CRESCERE GIOCANDO, GIOCARE PER IMPARARE...

Diventa uno degli aspetti irrinunciabili di un educatore dell’infanzia: salvaguardare e rispettare questo bisogno del bambino è compito importante perché significa favorire la formazione della sua personalità.

L’obiettivo principale dei gruppi di psicomotricità è condurre il bambino a divenire essere di comunicazione, capace di interagire con il mondo differenziando il proprio sé da ciò che sta “agendo” attraverso il GIOCO: compito dell’educatore è quindi quello di aiutare il bambino ad attraversare il periodo dell’egocentrismo infantile per accedere ad uno spazio di condivisione con gli altri, all’interno del quale le regole di comportamento devono essere accolte e rispettate.

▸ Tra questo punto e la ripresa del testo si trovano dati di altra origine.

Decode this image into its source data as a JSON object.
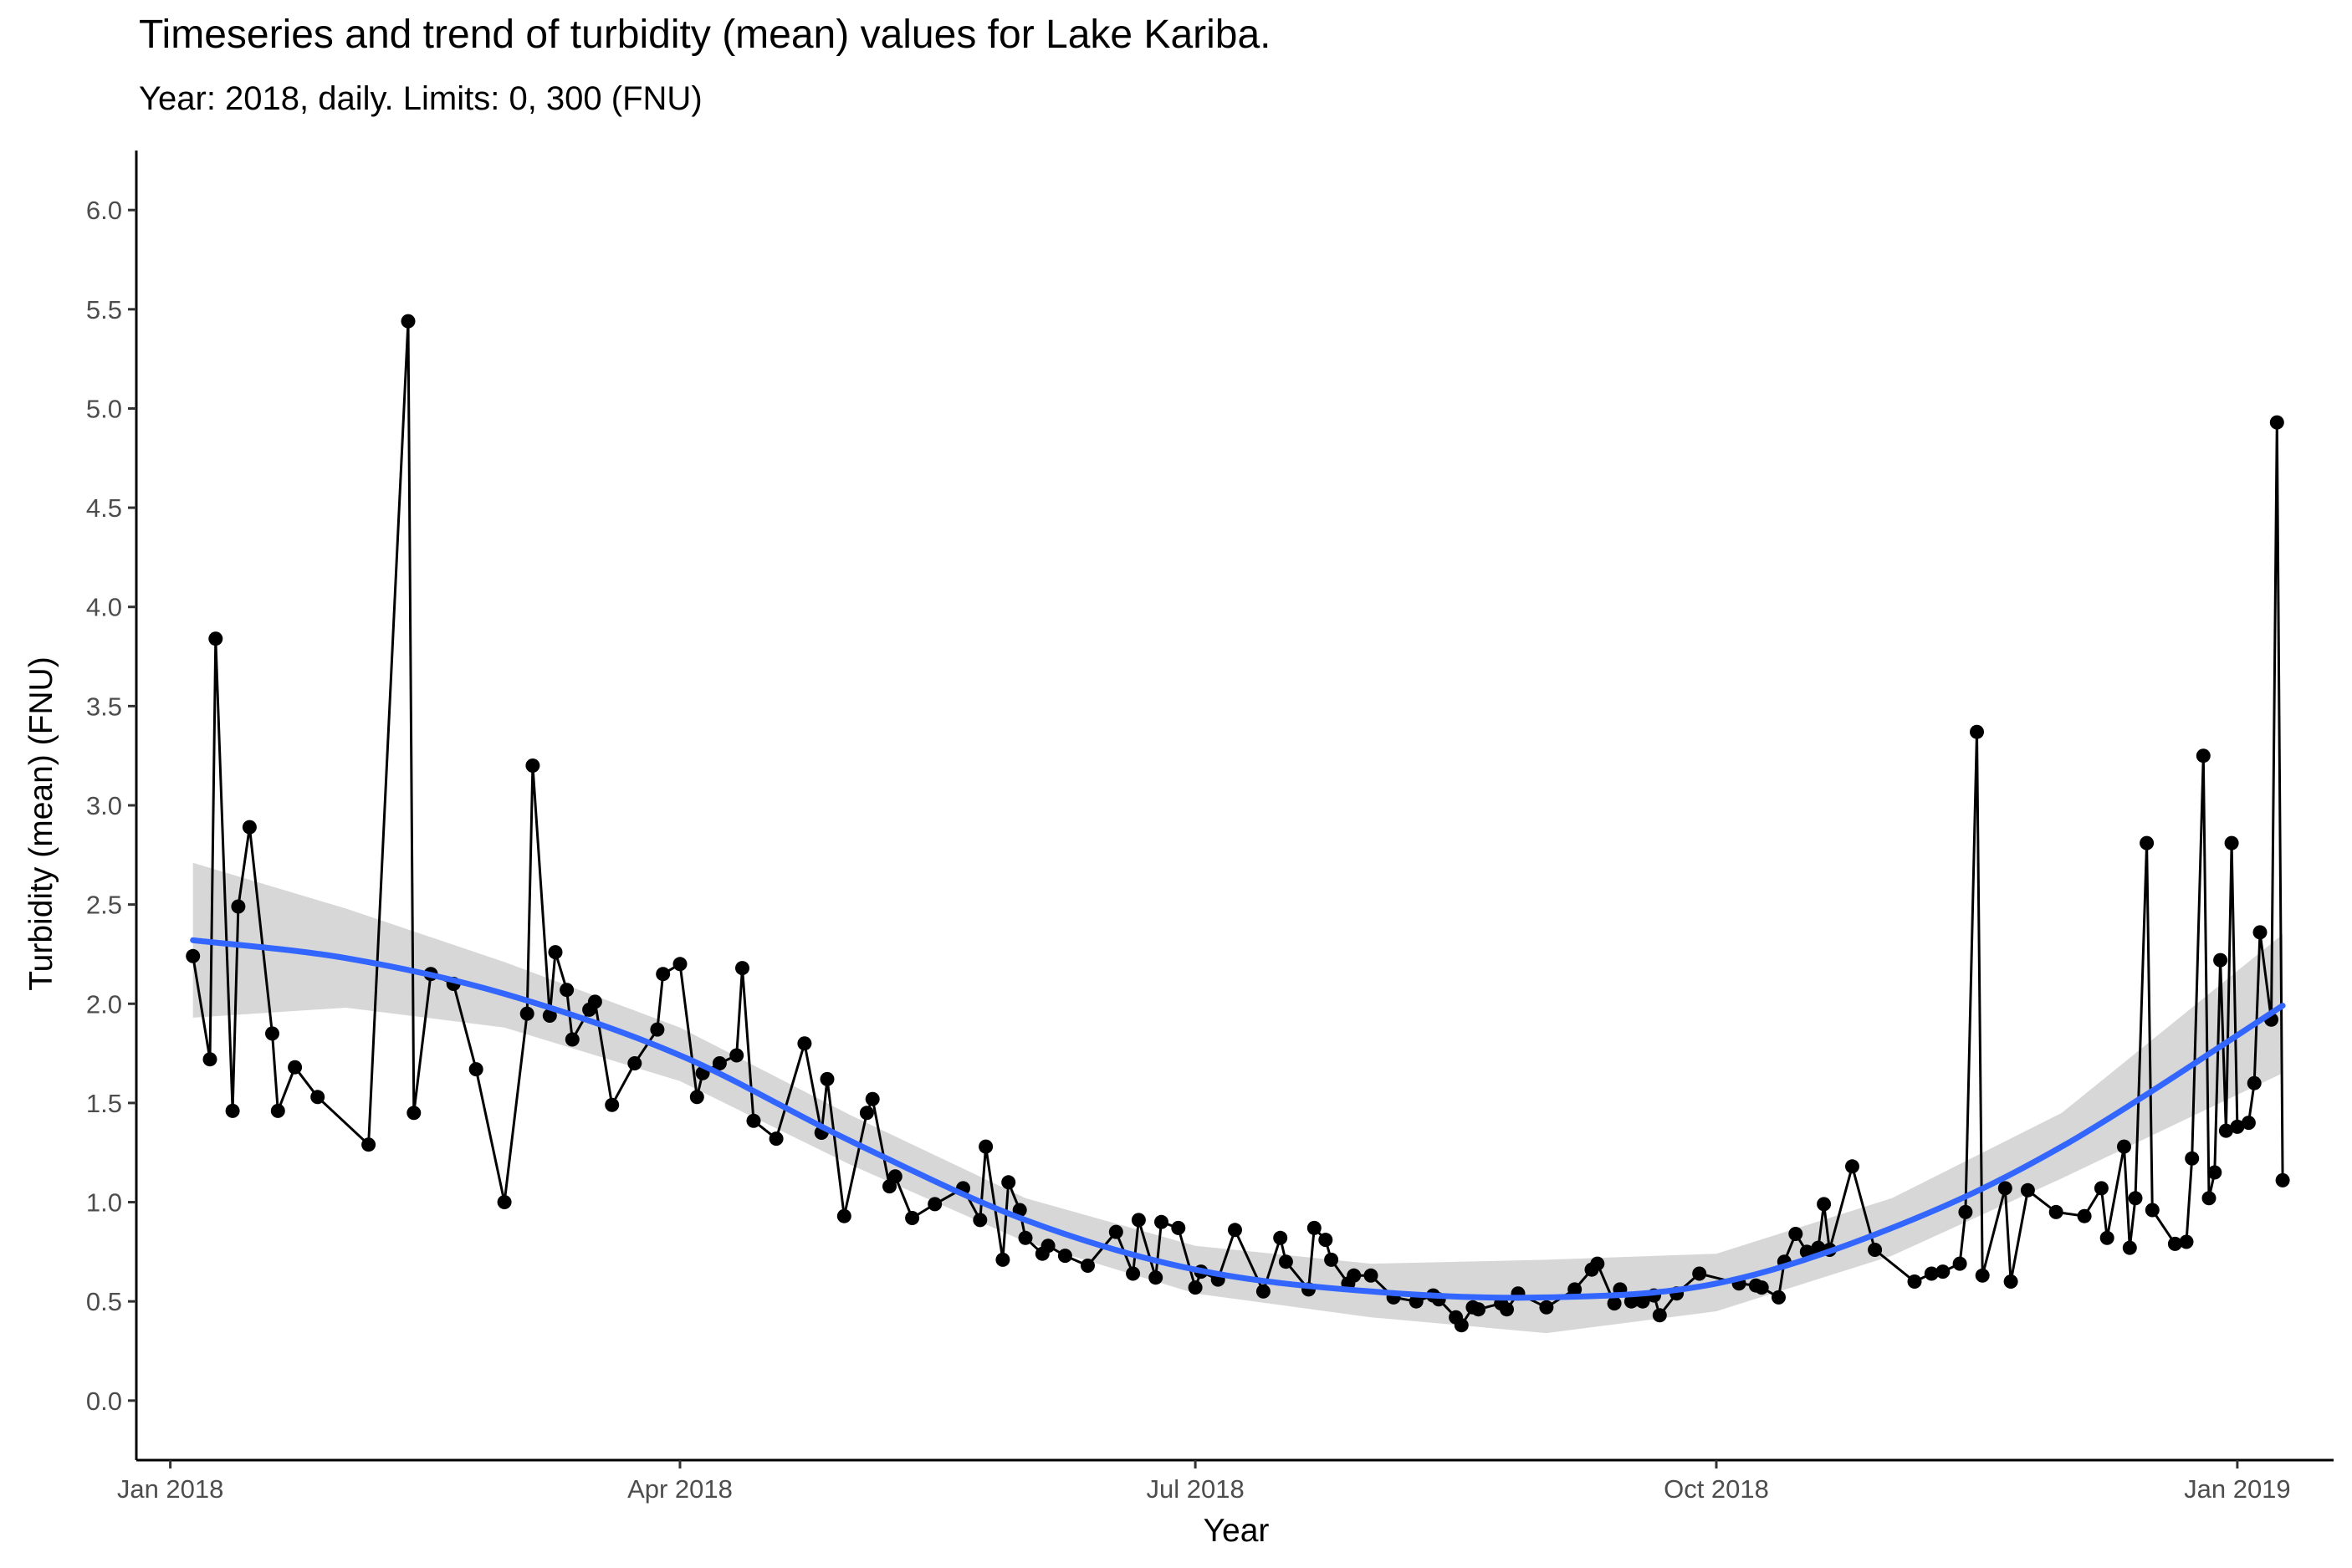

L’osservazione dell’espressività dei bambini permette la costruzione dei parametri di conoscenza del bambino/attore dell’esperienza:

il bambino in relazione allo spazio investito

il bambino in relazione alla qualità del tempo utilizzato

il bambino in relazione al materiale scelto

il bambino in relazione ai compagni di gioco

il bambino in relazione all’interazione con la figura dell’adulto

Questi parametri costituiscono sempre la trama di lettura delle manifestazioni dei bambini nel periodo considerato per eccellenza il “tempo della psicomotricità”, che va dai primi mesi sino ai 7/8 anni.

OBIETTIVI

Osservare e rendere consapevoli i partecipanti, attraverso il gioco, delle proprie competenze, favorendo

    • la relazione con gli oggetti, con se stessi, con gli altri

    • l’ orientamento spaziale e la percezione del movimento

    • il gioco di reciprocità e di scambio teso a favorire l’interazione socio/relazionale all’interno del gruppo.

Fermo restando che nella fascia 0-3 obiettivo generale di un intervento psicomotorio è: FAR VIVERE IL PIACERE SENSOMOTORIO E FAVORIRE LA COMUNICAZIONE perché è proprio l’esperienza dell’agire motorio e del piacere di far funzionare il proprio corpo che permette al bambino di eccitare tutta la propria sensorialità : le attività fatte in comune consentono di incontrarsi, confrontarsi, comunicare.

La possibilità di comunicazione consente BENESSERE, con evidente riduzione dei comportamenti oppositivi, aggressivi, distruttivi.

ORGANIZZAZIONE DEL PROGETTO

Si ipotizzano 10/12 incontri, da effettuarsi con cadenza settimanale.

Le sedute, di un’ora cadauna circa, verranno effettuate nell’ora centrale della mattinata (circa 10.00-11,00) A queste ore vanno ad aggiungersi:

- 1 ora di riflessione e verifica con le Educatrici del Nido

- 1 ora di restituzione dell’esperienza ai Genitori


METODOLOGIA DI LAVORO

Gli obiettivi generali dell’approccio psicomotorio saranno affrontati attraverso le esperienze di gioco senso-motorio e di accesso ai giochi simbolici.